Maio, die Insel, auf der der Hauskauf mangels Angebot nach wie vor fast unmöglich ist

Euroinmobiliaria® · · 2 Min. Lesezeit

Maio, die Insel, auf der der Hauskauf mangels Angebot nach wie vor fast unmöglich ist
Foto: Christian Pirkl / Wikimedia Commons (CC BY-SA 4.0)

Im Gegensatz zur Dynamik von Sal oder Boa Vista steht Maio für das andere Extrem des kapverdischen Immobilienmarktes. In Vila do Maio, auch bekannt als Porto Inglês, der Hauptstadt der Insel, sind Kaufgeschäfte so selten, dass selbst die Makler einräumen, kaum einen verlässlichen Referenzpreis pro Quadratmeter ermitteln zu können – ein Umstand, den es auf keiner anderen Insel des Archipels gibt.

Ein Markt fast ohne Transaktionen

Nach Angaben aus der Immobilienbranche kommen auf Maio jährlich nur eine Handvoll Wohnungsverkäufe zustande – weit weniger als die Dutzenden oder Hunderten Abschlüsse auf Sal, Boa Vista oder in Praia. Die Preise, mit denen die wenigen auf der Insel vertretenen Agenturen arbeiten, liegen für eine bescheidene Wohnung in Vila do Maio zwischen 1,5 und 3 Millionen CVE (etwa 13.500 bis 27.000 Euro) und damit deutlich unter dem Landesdurchschnitt. Doch selbst zu diesen Preisen ist die zahlungsfähige Nachfrage begrenzt.
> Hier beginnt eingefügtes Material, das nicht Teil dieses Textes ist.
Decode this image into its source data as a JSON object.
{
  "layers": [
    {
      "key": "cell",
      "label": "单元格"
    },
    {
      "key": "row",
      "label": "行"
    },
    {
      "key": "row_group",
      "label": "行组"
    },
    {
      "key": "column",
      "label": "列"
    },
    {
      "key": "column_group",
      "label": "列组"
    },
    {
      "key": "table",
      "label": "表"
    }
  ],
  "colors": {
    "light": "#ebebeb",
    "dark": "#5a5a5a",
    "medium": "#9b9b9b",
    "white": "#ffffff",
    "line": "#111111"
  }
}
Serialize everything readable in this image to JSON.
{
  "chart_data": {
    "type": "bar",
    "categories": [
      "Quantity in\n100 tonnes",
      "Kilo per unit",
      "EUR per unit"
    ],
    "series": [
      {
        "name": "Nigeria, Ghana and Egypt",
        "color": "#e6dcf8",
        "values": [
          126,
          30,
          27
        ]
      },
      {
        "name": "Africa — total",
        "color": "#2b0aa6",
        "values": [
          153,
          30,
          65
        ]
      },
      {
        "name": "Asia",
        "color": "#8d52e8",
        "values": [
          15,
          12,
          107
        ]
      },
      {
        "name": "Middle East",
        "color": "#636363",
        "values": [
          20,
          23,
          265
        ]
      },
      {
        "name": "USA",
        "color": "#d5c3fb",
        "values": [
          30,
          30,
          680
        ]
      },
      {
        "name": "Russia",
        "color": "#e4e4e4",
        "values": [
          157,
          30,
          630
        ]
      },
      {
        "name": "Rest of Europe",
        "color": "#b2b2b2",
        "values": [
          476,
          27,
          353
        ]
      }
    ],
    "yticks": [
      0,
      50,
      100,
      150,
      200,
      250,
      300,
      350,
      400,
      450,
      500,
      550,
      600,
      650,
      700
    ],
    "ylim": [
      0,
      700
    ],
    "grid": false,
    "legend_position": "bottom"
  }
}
Die Auswanderung hinterlässt leere Häuser, die niemand kauft

Maio ist seit Jahrzehnten von einer starken Abwanderung nach Praia, auf andere Inseln und ins Ausland geprägt – auf der Suche nach Chancen, die die lokale Wirtschaft, gestützt auf Salzgewinnung, handwerkliche Fischerei und Subsistenzviehhaltung, nicht bietet. Das Ergebnis ist nach Daten des kapverdischen Statistikamts INE ein Wohnungsbestand mit einem überdurchschnittlich hohen Anteil an leerstehenden oder halb verlassenen Häusern, von denen viele mit den Überweisungen ausgewanderter Angehöriger errichtet, aber nie dauerhaft bewohnt wurden.

Touristisches Potenzial, das sich noch nicht in Investitionen niederschlägt

Maio verfügt über weiße Sandstrände und eine Naturlandschaft, die von einer Nische ruhesuchender Touristen fernab des Massentourismus von Sal sehr geschätzt wird. Doch fehlende regelmäßige Flugverbindungen und eine wenig ausgebaute touristische Infrastruktur haben bislang nennenswerte ausländische Investitionen ausgebremst, wie Vertreter der Gemeindeverwaltung einräumen. In den vergangenen Jahren sind einige kleine Projekte im Bereich Landtourismus und Gästehäuser entstanden, allerdings ohne die Rückendeckung großer Projektentwickler, wie sie auf den östlichen Inseln tätig sind.

Entwicklungspläne, die nur langsam vorankommen

Die Regierung Kap Verdes hat Maio in verschiedene Pläne zur touristischen Diversifizierung des Archipels aufgenommen. Ziel ist es, das Modell von Sal und Boa Vista in kleinerem Maßstab teilweise zu wiederholen, ohne den bislang sehr gut erhaltenen Charakter der Insel zu gefährden. Vertreter der Immobilienbranche gehen jedoch davon aus, dass der Wohnungsmarkt von Maio ohne eine deutliche Verbesserung der Fluganbindung noch jahrelang der kleinste des ganzen Landes bleiben wird.